Je passe; je lis, souvent je ne dis rien.
Raconter ce qui s'est passer n'est pas pour maintenant.
Je voudrais revenir sur un mot : culpabilité. Beaucoup de gens, là où je vis, lorsqu'ils ont appris, ont employé ce mot parmi les premiers sinon le premier. Je n'ai éprouvé à aucun moment de culpabilité. Nous étions là, ses trois soeurs, nous nous sommes toujours parlé, dit notre amour les uns pour les autres, expliqué nos vies, nos difficultés, nos souffrances, nos joies. Chacun d'entre nous a mené sa barque tel qu'il l'a pu, différemment, lui dans une recherche éperdue de l'amour, à commencer par celui de sa mère. Plus fragile, nous le savions mais il tenait debout.
C'est sa décision, personne n'y aurait rien changé. Oui des indices mais comment les entendre jusqu'à les croire et lui dire "tu ne te fais pas cela, tu ne nous fais pas cela". Il a dit "tout est prêt pour le jour où je déciderai que cela suffit". "Arrête ... ne dis pas çà ... nous sommes là". Et c'était beaucoup plus proche, imminent, décidé que ce que nous aurions pu imaginer si jamais on peut imaginer quelque chose d'aussi terrible.
Non, pas de culpabilité. Un chagrin qui me colle aux semelles, à ma vie au quotidien, à mon réveil, lorsque je m'endors, sans cesse présent et qui me ravine. A tout jamais changée jusque dans mes os, mon âme, mon regard sur les autres, la nature, le lien social, mon visage. Plus jamais de paix, de grandes difficultés à être heureuse lorsque je l'étais avant. L'aurait-il fait s'il avait su l'affreux chagrin et ses conséquences pour tous ceux qui l'aimaient, ses soeurs, ses deux filles ? Je crois que c'était inconcevable d'y penser pour lui.

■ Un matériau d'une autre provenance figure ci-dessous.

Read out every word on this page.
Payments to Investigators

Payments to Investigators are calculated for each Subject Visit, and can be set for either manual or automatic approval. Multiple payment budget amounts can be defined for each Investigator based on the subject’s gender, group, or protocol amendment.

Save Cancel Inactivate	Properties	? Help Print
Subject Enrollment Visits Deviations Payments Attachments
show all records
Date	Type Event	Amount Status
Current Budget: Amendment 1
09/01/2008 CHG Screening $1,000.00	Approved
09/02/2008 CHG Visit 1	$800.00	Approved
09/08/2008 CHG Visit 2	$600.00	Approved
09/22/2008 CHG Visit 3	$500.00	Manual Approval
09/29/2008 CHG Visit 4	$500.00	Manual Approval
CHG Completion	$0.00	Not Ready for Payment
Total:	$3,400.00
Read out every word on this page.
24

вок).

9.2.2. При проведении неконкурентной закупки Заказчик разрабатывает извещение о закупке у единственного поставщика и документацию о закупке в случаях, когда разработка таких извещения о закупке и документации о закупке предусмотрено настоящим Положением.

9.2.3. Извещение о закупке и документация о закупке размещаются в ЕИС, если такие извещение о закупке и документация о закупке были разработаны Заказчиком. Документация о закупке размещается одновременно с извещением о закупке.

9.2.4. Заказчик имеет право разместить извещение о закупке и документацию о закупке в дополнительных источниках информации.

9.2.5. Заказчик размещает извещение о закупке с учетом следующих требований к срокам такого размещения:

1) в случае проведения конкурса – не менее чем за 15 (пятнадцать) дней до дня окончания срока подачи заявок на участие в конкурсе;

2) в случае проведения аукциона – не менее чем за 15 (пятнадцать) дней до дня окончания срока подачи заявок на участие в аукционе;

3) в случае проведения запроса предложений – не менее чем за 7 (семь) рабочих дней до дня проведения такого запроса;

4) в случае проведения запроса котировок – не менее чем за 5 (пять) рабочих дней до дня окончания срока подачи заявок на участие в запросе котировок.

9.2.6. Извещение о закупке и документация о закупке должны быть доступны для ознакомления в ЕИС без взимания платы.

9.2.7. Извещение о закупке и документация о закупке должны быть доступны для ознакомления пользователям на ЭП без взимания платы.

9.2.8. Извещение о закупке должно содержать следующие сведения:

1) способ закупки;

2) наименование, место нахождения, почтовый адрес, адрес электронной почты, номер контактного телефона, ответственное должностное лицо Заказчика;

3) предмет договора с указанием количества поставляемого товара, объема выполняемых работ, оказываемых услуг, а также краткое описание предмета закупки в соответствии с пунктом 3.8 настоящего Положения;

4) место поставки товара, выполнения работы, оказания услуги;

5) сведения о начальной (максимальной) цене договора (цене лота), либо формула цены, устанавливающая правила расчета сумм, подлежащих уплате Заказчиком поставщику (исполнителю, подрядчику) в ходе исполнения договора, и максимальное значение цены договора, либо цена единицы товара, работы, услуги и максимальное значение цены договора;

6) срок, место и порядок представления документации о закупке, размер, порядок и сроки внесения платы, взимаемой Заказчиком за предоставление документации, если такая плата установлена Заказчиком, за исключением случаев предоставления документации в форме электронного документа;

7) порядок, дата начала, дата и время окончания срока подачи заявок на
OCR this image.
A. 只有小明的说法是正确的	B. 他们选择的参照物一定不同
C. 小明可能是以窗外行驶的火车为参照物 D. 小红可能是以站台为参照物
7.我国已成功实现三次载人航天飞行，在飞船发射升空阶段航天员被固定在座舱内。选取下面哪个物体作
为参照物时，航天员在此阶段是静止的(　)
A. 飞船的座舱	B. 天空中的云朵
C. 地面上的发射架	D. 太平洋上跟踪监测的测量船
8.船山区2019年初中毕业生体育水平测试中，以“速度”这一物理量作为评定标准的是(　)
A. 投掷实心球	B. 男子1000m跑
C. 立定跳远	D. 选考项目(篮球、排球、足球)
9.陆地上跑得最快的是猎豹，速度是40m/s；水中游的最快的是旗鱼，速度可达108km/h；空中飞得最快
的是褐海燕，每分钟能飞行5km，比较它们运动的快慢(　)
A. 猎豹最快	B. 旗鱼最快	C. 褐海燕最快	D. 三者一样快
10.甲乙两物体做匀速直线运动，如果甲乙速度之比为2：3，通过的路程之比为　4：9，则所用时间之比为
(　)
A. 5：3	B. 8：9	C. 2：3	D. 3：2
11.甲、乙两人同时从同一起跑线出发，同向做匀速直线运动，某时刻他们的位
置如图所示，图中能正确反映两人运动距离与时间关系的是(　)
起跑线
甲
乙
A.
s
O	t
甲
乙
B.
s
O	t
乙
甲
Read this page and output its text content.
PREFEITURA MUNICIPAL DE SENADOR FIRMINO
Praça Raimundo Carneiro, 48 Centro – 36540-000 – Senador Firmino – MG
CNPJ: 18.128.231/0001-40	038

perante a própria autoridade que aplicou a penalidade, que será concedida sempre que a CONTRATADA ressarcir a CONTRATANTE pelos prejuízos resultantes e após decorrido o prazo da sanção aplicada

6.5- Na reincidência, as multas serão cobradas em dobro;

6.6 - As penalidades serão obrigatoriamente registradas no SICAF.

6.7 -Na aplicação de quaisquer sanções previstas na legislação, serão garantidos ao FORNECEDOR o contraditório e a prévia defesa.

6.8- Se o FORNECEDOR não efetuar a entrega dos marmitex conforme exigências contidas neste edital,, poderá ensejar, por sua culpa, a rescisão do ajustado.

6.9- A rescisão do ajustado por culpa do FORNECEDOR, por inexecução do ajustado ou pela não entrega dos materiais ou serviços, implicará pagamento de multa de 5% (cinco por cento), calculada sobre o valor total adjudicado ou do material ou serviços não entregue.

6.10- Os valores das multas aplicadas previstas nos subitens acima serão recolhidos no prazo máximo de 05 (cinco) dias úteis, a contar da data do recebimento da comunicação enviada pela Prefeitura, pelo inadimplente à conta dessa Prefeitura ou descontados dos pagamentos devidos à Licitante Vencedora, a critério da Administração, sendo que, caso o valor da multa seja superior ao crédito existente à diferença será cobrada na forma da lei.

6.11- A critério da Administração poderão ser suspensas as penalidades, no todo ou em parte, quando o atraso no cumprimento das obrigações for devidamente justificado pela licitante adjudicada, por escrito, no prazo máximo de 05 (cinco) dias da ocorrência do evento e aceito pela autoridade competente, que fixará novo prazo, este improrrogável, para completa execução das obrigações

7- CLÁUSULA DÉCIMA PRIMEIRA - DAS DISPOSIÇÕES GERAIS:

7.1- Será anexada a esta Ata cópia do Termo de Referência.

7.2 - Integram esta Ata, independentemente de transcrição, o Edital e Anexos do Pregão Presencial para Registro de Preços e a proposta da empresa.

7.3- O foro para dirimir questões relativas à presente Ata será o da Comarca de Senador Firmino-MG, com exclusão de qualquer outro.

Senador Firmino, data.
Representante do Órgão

Au-delà des autres, plongé. dans une souffrance insoutenable dont les autres s'absentent.
Le chagrin, la place des uns et des autres au sein de la famille qui vacille puis s'écroule. Je ne suis plus l'aînée, mes soeurs ne sont plus "petites", nous sommes trois soeurs dans un jardin saturé de couleurs, de lumières, éblouies, aveugles, boiteuses, béquille l'un des autres.
Perte d'équilibre. "J'ai perdu l'équilibre" dit l'une de mes soeurs qui a été sujette a de terribles vertiges la clouant au sol, terrorisée. Syndrome post-traumatique. J'ai entendu des semaines durant une porte en fer claquer violemment et aussi des journalistes des JT annoncer les nouvelles dans un brouhaha dont aucun mot n'était compréhensible. J'ai su tout de suite que c'était des bouffées délirantes, des hallucinations auditives. Alors décrypter. La porte qui claque est celle en fer de la cave de mon enfance. Mon frère la claque et s'absente pour toujours. Les JT annonçant les nouvelles, c'est LA nouvelle : "c'est Pascal, il est mort". Mon hurlement d'animal. Ce pieu planté dans le coeur et l'atroce douleur. Les symptômes se sont espacés, très présent lors d'un voyage en Asie en janvier/février 2012, devenant de plus en plus rares à mon retour en France. La porte claque encore de temps en temps.
Un blanc total. On dit "j'ai un blanc". Oui c'est blanc, aucun souvenir. On fouille sa mémoire et rien, même pas un son, une odeur, une matière, rien. Cela m'est arrivée une fois et ne s'est pas reproduit.
Je ne suis pas croyante, je n'ai pas de foi sinon dans ce que nous avons à faire les uns pour les autres au cours de cette vie terrestre. J'ai toujours pensé qu'il n'y avait rien après la mort. C'est désespéré et désespérant mais c'est aussi une qualité et une philosophie de la vie.
Pourtant Pascal vient me voir, me fait signe. Lors de rêves où il est de plus en plus "éthéré", incolore, tourné vers un ailleurs même s'il me parle, est à mes côtés dans ces rêves . Il s'éloigne, nous quitte peut-être. Mes soeurs font les mêmes rêves. d'autres signes dont je parlerai.
3h du matin, il faut que je dorme. Antidépresseurs, la moitié d'un somnifère, un anxiolytique. Je refuse tout médicament me transformant en légume, me laissant inerte sous ma couette. Si un jour, je suis submergée, je me ferai hospitaliser, je suis allée au CMP et j'ai dit, je peux y aller n'importe quand, c'est ma barrière de sécurité.